Conclusion: Americans are less guarded in letting facial expressions show what
they're feeling. A reassuring finding in light of the question before us.
During the 1970s, Ekman developed a method called the Facial Action
Coding System (FACS) to measure "all visually discernible facial movement."
The building blocks of FACS are 46 "action units " (AUs) such as a
wrinkling of the nose, a puffing of the cheeks, dilation of the nostrils,
squinting, and so on. These AUs, usually identified by the facial muscles that
perform these various tasks, are the tools used in What the Face
Reveals . (To look at a few examples, click here and
here.)
Sadly, there is no chapter on smirking per se in Ekman and
Rosenberg's book. (In a 1992 report to the National Science Foundation, Ekman and several
co-authors reject the term "smirk" on the grounds that it's too coarse and
imprecise, "ignoring differences between a variety of different muscular
actions to which [it] may refer, and mixing description with inferences about
meaning or the message which [it] may convey.") But there are three
chapters in the book that may nonetheless be relevant to the smirking
question:
Let's start with a chapter (by Ekman and Joseph G. Hager) titled "The
Asymmetry of Facial Actions." George W.'s smirk is asymmetrical, is it not? The
chapter describes an experiment in which 33 right-handed Caucasian women ages
18 to 53 were exposed to various mildly unpleasant experiences and asked to
smile. Then they were asked, "Now that this is done, aren't you glad it's
over?" This inspired spontaneous smiles. Ekman and Hager found that the
smiles-on-demand were less symmetrical than the spontaneous smiles. This might
mean George W.'s apparent smirk is merely a forced smile, not a smug or
mean or even dishonest one.
Another interpretation is suggested in a chapter (by Ekman and several
others) titled "Type A Behavior Pattern." Here, the authors argue that the
group of people most likely to suffer heart attacks are more apt than others to
glare and show facial signs of disgust. George W. doesn't glare much, as far as
Chatterbox can tell, but his smirk may be an expression of disgust. If
that's true, he would seem to face a heightened risk of heart disease.

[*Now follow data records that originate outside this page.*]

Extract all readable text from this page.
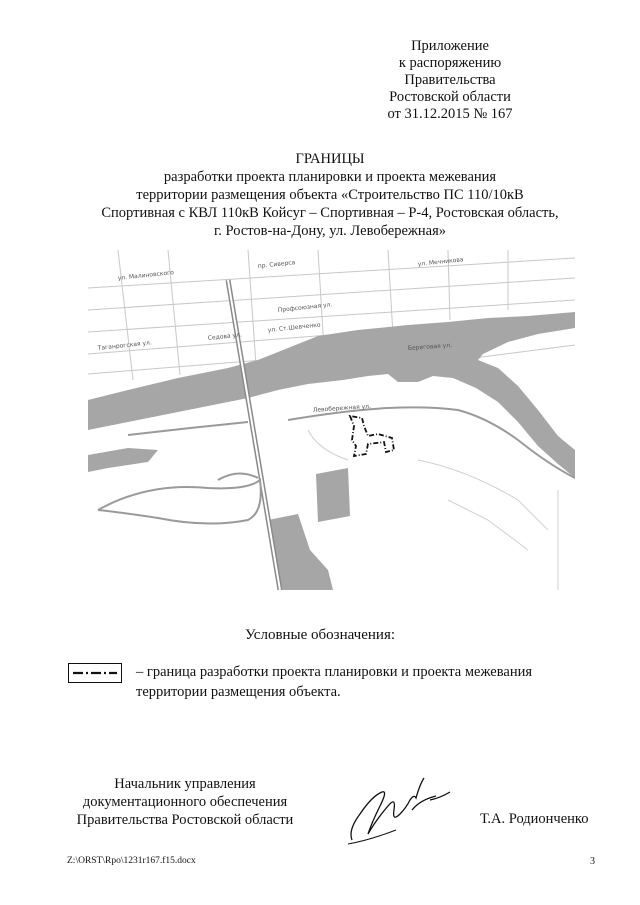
Приложение
к распоряжению
Правительства
Ростовской области
от 31.12.2015 № 167
ГРАНИЦЫ
разработки проекта планировки и проекта межевания
территории размещения объекта «Строительство ПС 110/10кВ
Спортивная с КВЛ 110кВ Койсуг – Спортивная – Р-4, Ростовская область,
г. Ростов-на-Дону, ул. Левобережная»
ул. Малиновского
пр. Сиверса	ул. Мечникова
Профсоюзная ул.
ул. Ст.Шевченко
Таганрогская ул.
Левобережная ул.
Береговая ул.
Седова ул.
Условные обозначения:
– граница разработки проекта планировки и проекта межевания
территории размещения объекта.
Начальник управления
документационного обеспечения
Правительства Ростовской области	Т.А. Родионченко
Z:\ORST\Rpo\1231r167.f15.docx	3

The most provocative chapter in the book (by Ekman, Wallace V. Friesen, and
Maureen O'Sullivan) is titled "Smiles When Lying." According to Ekman, Friesen,
and O'Sullivan, there is a clear distinction between "felt happy" smiles and
"masking" smiles intended to hide some other emotion. (The subject doesn't
actually have to be telling a lie; rather, the facial expression
itself is the lie.) Felt happy smiles "are defined as the action
of the zygomatic major [lip] and orbicularis oculi, pars
lateralis [eye] muscles." Masking smiles use a whole bunch of other
facial muscles associated with fear, disgust, contempt, sadness, and anger. One
such muscle is the triangularis , which (judging from an illustrative
photograph on Page 208) pulls the corner of the lip down in an
expression that Chatterbox would call ... a smirk.
Chatterbox will refrain from endorsing any of these three
hypotheses-- forced smile , susceptibility to heart attack ,
falsity --to explain George W.'s smirk. Rather, he calls on Ekman or some
other expert to tell us which, if any, is correct.